DOI: 10.15326/jcopdf.2023.0472
Abstrakt: Background: The relationships between physical activity (PA) and exercise performance and systemic biomarkers in persons with chronic obstructive pulmonary disease (COPD) have not been well characterized. The impact of PA promotion on biomarkers reflecting myocardial stress, systemic inflammation, and muscle injury is unclear.
Methods: This secondary analysis used 3 previously published studies in persons with COPD (2 examined a PA intervention that promoted community-based walking for 3 months) to explore these relationships. PA (daily step counts) and exercise performance (6-minute walk test [6MWT]) were assessed. Serum N-terminal pro-β-type natriuretic peptide (NT-proBNP), the soluble receptor for advanced glycation end products (sRAGE), and muscle-type creatine kinase (CKMM) were assayed at baseline and 3 months. General linear models examined associations between PA/exercise performance and systemic biomarkers at baseline and the effect of the PA intervention on change in biomarkers.

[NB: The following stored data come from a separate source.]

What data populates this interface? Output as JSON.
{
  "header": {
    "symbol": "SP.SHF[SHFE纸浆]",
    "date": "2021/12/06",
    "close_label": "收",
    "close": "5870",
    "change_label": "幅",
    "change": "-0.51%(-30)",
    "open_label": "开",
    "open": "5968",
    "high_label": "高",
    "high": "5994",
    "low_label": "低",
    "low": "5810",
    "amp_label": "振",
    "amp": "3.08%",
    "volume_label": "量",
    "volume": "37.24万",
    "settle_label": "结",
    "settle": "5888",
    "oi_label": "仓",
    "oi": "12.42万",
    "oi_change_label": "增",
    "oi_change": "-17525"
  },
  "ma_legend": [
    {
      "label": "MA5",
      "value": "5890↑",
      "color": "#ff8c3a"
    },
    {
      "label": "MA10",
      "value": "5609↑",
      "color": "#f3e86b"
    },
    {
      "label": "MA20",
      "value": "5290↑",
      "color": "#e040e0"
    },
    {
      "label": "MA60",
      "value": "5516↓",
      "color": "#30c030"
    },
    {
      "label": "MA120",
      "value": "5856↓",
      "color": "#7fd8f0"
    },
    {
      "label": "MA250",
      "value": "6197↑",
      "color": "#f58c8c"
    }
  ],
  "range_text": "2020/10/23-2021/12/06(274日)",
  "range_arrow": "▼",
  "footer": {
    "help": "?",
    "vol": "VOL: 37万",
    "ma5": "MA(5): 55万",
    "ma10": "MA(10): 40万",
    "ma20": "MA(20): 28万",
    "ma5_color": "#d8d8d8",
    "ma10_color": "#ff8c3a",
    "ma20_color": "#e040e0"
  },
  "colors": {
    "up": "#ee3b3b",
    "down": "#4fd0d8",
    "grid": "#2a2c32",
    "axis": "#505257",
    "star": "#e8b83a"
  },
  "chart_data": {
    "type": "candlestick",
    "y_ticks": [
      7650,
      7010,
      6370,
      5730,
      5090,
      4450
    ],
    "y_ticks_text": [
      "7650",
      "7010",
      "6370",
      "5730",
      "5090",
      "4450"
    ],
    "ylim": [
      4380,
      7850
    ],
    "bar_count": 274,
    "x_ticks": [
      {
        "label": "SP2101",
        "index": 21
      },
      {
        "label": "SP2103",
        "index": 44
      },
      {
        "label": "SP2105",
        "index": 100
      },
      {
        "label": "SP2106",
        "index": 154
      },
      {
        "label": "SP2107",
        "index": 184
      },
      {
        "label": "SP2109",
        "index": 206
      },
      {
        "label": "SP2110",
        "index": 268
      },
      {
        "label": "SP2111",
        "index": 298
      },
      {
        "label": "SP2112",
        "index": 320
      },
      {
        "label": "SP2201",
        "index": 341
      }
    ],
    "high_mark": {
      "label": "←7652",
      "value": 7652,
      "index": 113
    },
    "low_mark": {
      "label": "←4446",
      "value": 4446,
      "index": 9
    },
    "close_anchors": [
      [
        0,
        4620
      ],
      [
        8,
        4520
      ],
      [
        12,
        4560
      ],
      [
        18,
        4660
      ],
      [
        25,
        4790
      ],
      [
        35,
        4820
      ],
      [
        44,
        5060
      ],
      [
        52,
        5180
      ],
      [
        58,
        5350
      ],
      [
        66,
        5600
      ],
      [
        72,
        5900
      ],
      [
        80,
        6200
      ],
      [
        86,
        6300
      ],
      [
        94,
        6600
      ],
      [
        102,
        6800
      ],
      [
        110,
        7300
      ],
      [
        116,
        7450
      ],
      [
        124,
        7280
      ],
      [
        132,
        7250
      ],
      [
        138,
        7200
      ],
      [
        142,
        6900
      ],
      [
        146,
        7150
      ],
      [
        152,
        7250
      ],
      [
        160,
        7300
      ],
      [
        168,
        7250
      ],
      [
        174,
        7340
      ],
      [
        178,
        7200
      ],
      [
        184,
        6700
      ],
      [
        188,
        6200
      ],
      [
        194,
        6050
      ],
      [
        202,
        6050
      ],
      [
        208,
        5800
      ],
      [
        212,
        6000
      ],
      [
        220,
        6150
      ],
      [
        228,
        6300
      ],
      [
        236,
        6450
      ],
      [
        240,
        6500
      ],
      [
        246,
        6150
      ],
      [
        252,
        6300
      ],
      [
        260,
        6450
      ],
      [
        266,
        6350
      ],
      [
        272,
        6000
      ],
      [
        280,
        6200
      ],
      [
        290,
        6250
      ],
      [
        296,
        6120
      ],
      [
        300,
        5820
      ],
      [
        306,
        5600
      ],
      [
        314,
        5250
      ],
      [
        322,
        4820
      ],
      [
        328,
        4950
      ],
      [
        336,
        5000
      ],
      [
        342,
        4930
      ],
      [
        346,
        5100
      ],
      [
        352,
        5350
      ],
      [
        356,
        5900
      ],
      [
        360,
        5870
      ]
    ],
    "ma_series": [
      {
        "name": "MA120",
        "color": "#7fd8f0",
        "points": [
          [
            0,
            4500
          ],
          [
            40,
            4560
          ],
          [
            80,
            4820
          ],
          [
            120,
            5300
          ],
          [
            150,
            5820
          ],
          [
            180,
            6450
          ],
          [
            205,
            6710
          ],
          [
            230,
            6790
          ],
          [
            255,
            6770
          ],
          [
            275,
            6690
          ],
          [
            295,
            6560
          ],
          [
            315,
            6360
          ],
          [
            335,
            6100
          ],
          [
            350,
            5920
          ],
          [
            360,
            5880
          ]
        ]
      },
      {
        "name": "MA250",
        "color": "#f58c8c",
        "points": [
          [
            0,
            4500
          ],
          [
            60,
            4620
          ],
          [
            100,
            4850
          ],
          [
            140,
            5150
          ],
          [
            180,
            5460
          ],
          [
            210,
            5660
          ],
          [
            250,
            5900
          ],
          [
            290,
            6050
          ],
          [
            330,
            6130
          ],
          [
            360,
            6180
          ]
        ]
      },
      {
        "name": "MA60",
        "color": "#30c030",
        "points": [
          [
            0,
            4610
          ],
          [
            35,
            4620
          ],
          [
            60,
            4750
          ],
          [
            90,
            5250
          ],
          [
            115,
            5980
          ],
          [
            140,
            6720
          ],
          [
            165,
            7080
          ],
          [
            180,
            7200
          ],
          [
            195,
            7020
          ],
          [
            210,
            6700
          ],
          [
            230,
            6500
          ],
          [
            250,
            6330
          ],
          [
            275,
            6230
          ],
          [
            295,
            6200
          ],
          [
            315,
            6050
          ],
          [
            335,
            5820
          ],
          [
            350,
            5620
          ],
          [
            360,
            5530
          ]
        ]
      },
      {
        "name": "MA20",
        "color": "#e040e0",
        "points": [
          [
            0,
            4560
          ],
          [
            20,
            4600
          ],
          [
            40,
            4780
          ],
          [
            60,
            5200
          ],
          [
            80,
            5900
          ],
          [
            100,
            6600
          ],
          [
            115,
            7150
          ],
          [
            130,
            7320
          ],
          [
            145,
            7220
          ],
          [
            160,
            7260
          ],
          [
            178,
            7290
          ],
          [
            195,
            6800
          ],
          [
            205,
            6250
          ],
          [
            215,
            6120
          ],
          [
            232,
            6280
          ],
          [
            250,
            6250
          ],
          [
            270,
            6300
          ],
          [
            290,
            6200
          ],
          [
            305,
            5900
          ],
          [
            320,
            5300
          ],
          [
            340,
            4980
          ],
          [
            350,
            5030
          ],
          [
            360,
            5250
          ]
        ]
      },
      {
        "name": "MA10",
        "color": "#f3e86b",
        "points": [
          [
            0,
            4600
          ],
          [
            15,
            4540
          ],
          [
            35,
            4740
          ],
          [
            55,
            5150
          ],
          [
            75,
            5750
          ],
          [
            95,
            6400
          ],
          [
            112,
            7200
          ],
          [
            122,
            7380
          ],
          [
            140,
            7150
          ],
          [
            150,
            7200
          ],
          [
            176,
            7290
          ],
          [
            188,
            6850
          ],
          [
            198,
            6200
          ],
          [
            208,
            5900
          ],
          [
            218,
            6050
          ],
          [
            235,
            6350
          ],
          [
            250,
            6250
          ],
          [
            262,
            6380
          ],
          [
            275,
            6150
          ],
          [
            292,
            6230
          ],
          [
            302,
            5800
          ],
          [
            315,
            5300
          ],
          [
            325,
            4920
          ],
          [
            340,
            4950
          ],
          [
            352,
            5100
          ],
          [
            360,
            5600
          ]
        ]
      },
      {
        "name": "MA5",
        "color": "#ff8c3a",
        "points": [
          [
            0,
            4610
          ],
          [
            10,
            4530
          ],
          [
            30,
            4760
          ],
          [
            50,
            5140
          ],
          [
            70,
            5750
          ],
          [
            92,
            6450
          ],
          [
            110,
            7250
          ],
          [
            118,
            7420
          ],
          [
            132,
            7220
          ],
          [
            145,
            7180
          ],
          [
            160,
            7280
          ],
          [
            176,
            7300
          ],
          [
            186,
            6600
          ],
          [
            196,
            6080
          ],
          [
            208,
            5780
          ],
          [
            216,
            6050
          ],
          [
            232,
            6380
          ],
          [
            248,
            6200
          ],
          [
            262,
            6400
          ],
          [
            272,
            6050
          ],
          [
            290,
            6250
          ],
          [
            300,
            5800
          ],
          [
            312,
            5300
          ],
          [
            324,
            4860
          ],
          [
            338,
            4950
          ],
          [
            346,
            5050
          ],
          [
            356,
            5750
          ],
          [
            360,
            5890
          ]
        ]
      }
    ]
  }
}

Results: Participants included 366 U.S. Veterans: 98% male, mean age 70±8 years, and forced expiratory volume in 1 second percentage predicted 59±21%. Lower baseline NT-proBNP, but not sRAGE or CKMM, was associated with higher daily step count (-0.95pg/ml per 1000 steps/day, p =.060) and higher 6MWT distance (-0.80pg/ml per 100 meters, p =.001). Change in daily step count, but not 6MWT, was significantly greater in the intervention (789±1864) compared to the control group (-174±1448; p =.002). The PA intervention had no significant impact on change in the systemic biomarkers.
Interpretation: Exercise performance is associated with NT-proBNP in persons with COPD. A 3-month community-based walking intervention is not associated with myocardial stress or muscle injury as assessed by NT-proBNP and CKMM, respectively. Clinical Trial Registration: NCT01772082 and NCT02099799.